Japan’s demand-led inflation slows, clouds BOJ rate hike path

According to data released on Friday, Japan’s core inflation increased in May, primarily driven by energy levies. However, the index that excludes the impact of fuel has slowed for the ninth consecutive month. This poses a challenge for the central bank in determining when to raise interest rates.

The deceleration in “core core” inflation, which is closely monitored by the Bank of Japan as a crucial indicator of demand-driven price movements, raises doubts about the bank’s belief that rising wages will support consumption and lead to sustained inflation reaching its 2% target.

Government data revealed that the core consumer price index (CPI), which excludes volatile fresh food, rose by 2.5% in May compared to the previous year. This was an acceleration from the 2.2% gain in the previous month, largely due to an increase in the renewable energy levy. The figure was in line with the market’s median forecast of a 2.6% gain.
In May, inflation, excluding fresh food and fuel, decreased to 2.1% from 2.4% in April, the lowest year-on-year increase since September 2022.

The inflation rate for private-sector services also slowed down to 2.2% in May from 2.4% in the previous month. This suggests that companies are still cautious about passing on labor costs.

Marcel Thieliant, head of Asia-Pacific at Capital Economics, commented that the Bank of Japan has been expecting the recent pay hikes from spring wage negotiations to eventually boost services inflation. However, there is currently little evidence of this happening.
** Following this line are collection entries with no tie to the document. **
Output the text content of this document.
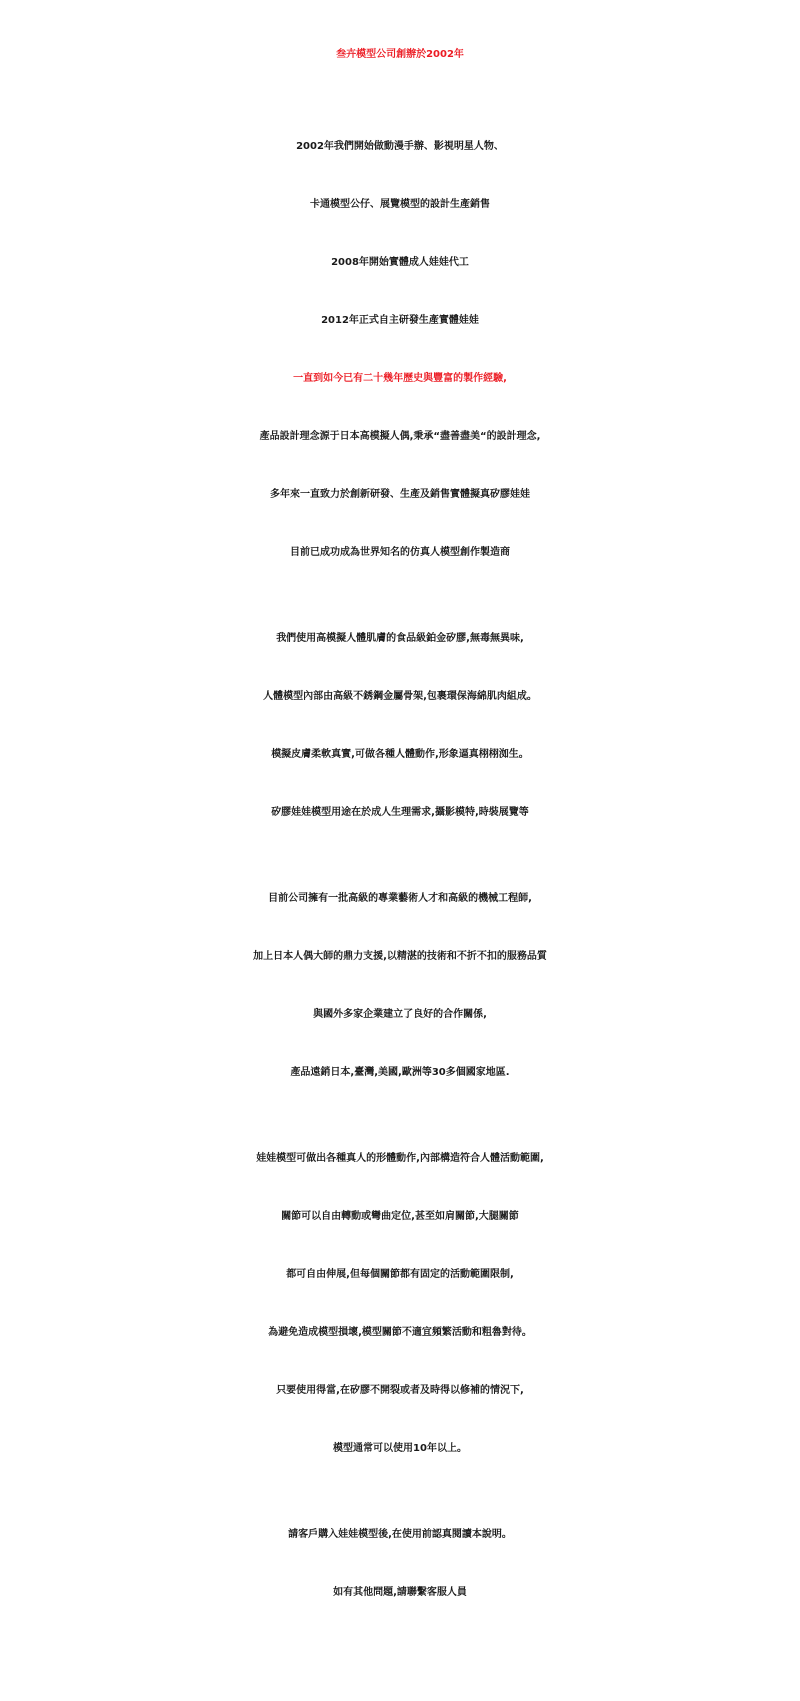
叁卉模型公司創辦於2002年

2002年我們開始做動漫手辦、影視明星人物、

卡通模型公仔、展覽模型的設計生產銷售

2008年開始實體成人娃娃代工

2012年正式自主研發生產實體娃娃

一直到如今已有二十幾年歷史與豐富的製作經驗,

產品設計理念源于日本高模擬人偶,秉承“盡善盡美“的設計理念,

多年來一直致力於創新研發、生產及銷售實體擬真矽膠娃娃

目前已成功成為世界知名的仿真人模型創作製造商

我們使用高模擬人體肌膚的食品級鉑金矽膠,無毒無異味,

人體模型內部由高級不銹鋼金屬骨架,包裹環保海綿肌肉組成。

模擬皮膚柔軟真實,可做各種人體動作,形象逼真栩栩洳生。

矽膠娃娃模型用途在於成人生理需求,攝影模特,時裝展覽等

目前公司擁有一批高級的專業藝術人才和高級的機械工程師,

加上日本人偶大師的鼎力支援,以精湛的技術和不折不扣的服務品質

與國外多家企業建立了良好的合作關係,

產品遠銷日本,臺灣,美國,歐洲等30多個國家地區.

娃娃模型可做出各種真人的形體動作,內部構造符合人體活動範圍,

關節可以自由轉動或彎曲定位,甚至如肩關節,大腿關節

都可自由伸展,但每個關節都有固定的活動範圍限制,

為避免造成模型損壞,模型關節不適宜頻繁活動和粗魯對待。

只要使用得當,在矽膠不開裂或者及時得以修補的情況下,

模型通常可以使用10年以上。

請客戶購入娃娃模型後,在使用前認真閱讀本說明。

如有其他問題,請聯繫客服人員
The outlook for inflation is further complicated by a renewed rise in crude oil prices and the impact of a weak yen on import costs.
According to analysts, there is an expectation for core CPI to increase to around 3% later this month due to the rise in raw material costs. However, this could potentially have a negative impact on consumption and discourage companies from raising prices. As a result, this could hinder the Bank of Japan’s efforts to maintain a sustainable 2% target for underlying, demand-driven inflation.

Takeshi Minami, the chief economist at Norinchukin Research, stated that real wage growth in Japan remains weak and there is no data confirming an acceleration in demand-driven inflation. He believes that the Bank of Japan is unlikely to raise rates again until at least October-December this year.

In a significant shift away from a decade-long radical stimulus program, the Bank of Japan exited negative rates and bond yield control in March. With inflation surpassing its 2% target for the past two years, the bank has hinted at the possibility of raising short-term rates to a level that neither cools nor overheats the economy, estimated by analysts to be somewhere between 1-2%.
As per the views of economists, it is anticipated that the Bank of Japan (BOJ) will increase interest rates to 0.25% sometime this year, although there is disagreement on whether this will happen in July or later in the year.

BOJ Governor Kazuo Ueda has stated that the central bank will only raise rates if it becomes more confident that inflation will consistently reach 2%, driven by strong domestic demand and higher wages.

However, there are concerns due to recent signs of weakness in consumption. In the first quarter, Japan’s economy contracted, partly due to a 0.7% decline in consumption. Rising living costs have deterred households from increasing their spending, which is a cause for worry.